We have developed a set of rules (a statistical model) based on how well this information could have assessed whether a house was empty in the 2016 Census.  The assessment for each dwelling is done automatically by applying these rules, so an ABS employee running this process will not be looking directly at this information.

When we apply this new approach to 2016 Census data it shows that we would have set another 1.7% houses as empty, which would have reduced the Census count of people by about 2%. (Our official population estimates would not have changed, as we create those using a separate process which uses counts from the Census as only one of a number of inputs).  These reductions match closely with estimates from the 2016 Post Census Review, making us confident our approach is improving Census counts.

Bigger reductions in Census counts are expected in inner-city areas, where there are large numbers of high-rise apartments, and it is harder to tell whether the apartments are empty.  If we had used this new approach in 2016, counts for some of these areas would have been 5-10% lower.

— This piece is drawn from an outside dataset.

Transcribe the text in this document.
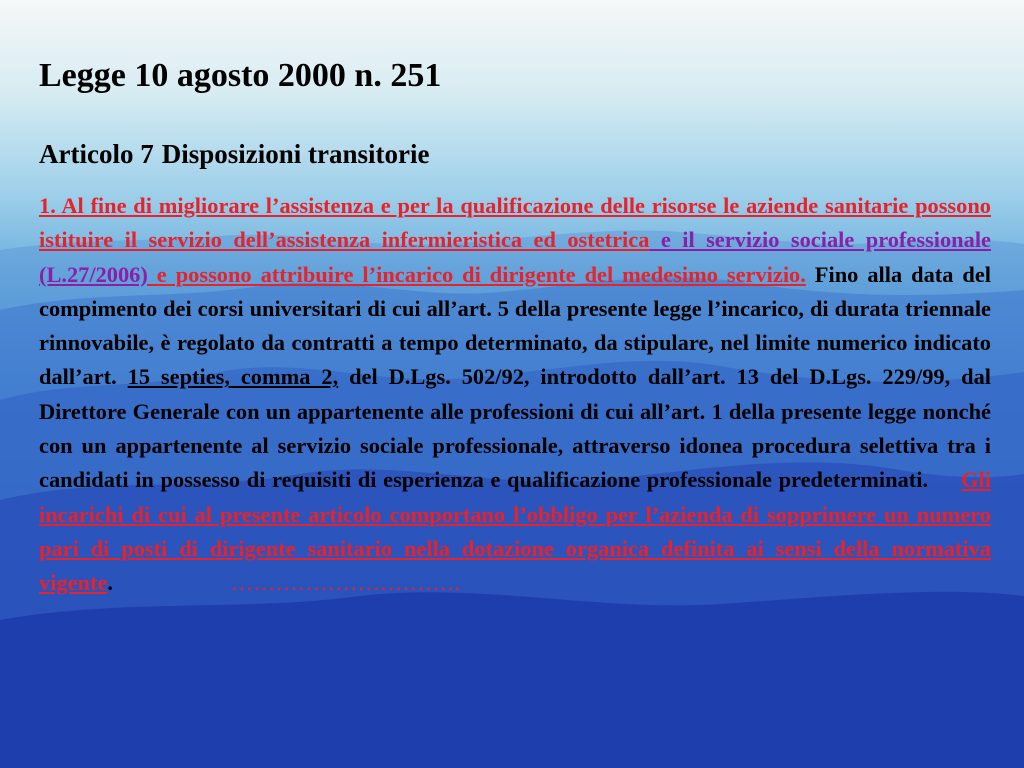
Legge 10 agosto 2000 n. 251
Articolo 7 Disposizioni transitorie

1. Al fine di migliorare l’assistenza e per la qualificazione delle risorse le aziende sanitarie possono istituire il servizio dell’assistenza infermieristica ed ostetrica e il servizio sociale professionale (L.27/2006) e possono attribuire l’incarico di dirigente del medesimo servizio. Fino alla data del compimento dei corsi universitari di cui all’art. 5 della presente legge l’incarico, di durata triennale rinnovabile, è regolato da contratti a tempo determinato, da stipulare, nel limite numerico indicato dall’art. 15 septies, comma 2, del D.Lgs. 502/92, introdotto dall’art. 13 del D.Lgs. 229/99, dal Direttore Generale con un appartenente alle professioni di cui all’art. 1 della presente legge nonché con un appartenente al servizio sociale professionale, attraverso idonea procedura selettiva tra i candidati in possesso di requisiti di esperienza e qualificazione professionale predeterminati. Gli incarichi di cui al presente articolo comportano l’obbligo per l’azienda di sopprimere un numero pari di posti di dirigente sanitario nella dotazione organica definita ai sensi della normativa vigente.	………………………….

Adjusting the Census count

For the 2021 Census, we will also use administrative data to help choose donor houses with people who are more similar in age to the people who were missed.

For houses we assessed as occupied on Census night, we first derive the number and ages of people recorded at the house from government services data (the same information used in Table 1 above).  We then use this information to help choose a “donor” house from the Census that is more likely to have people of the right age (refer to Note 2 for more information).

For example, administrative data may indicate that two people aged 30-34 live in a house that we assessed as occupied.  We then choose a donor house from the Census where administrative data also indicates there were two people aged 30-34.  The Census counts from this donor house are copied across for the missed people.  This is more likely to provide counts of people in the right age group than just choosing a house in the same area at random.


  1. The 2021 Census Administrative Data Privacy Impact Assessment recommended proceeding cautiously with the use of electricity data.  In response, the ABS has stated it will only use this information at an area level for the 2021 Census.
  2. We don’t use the administrative data counts as direct substitutes for people missed in the house.  This is something we may consider for the future, but further research and privacy assessment is required to understand whether this would be appropriate.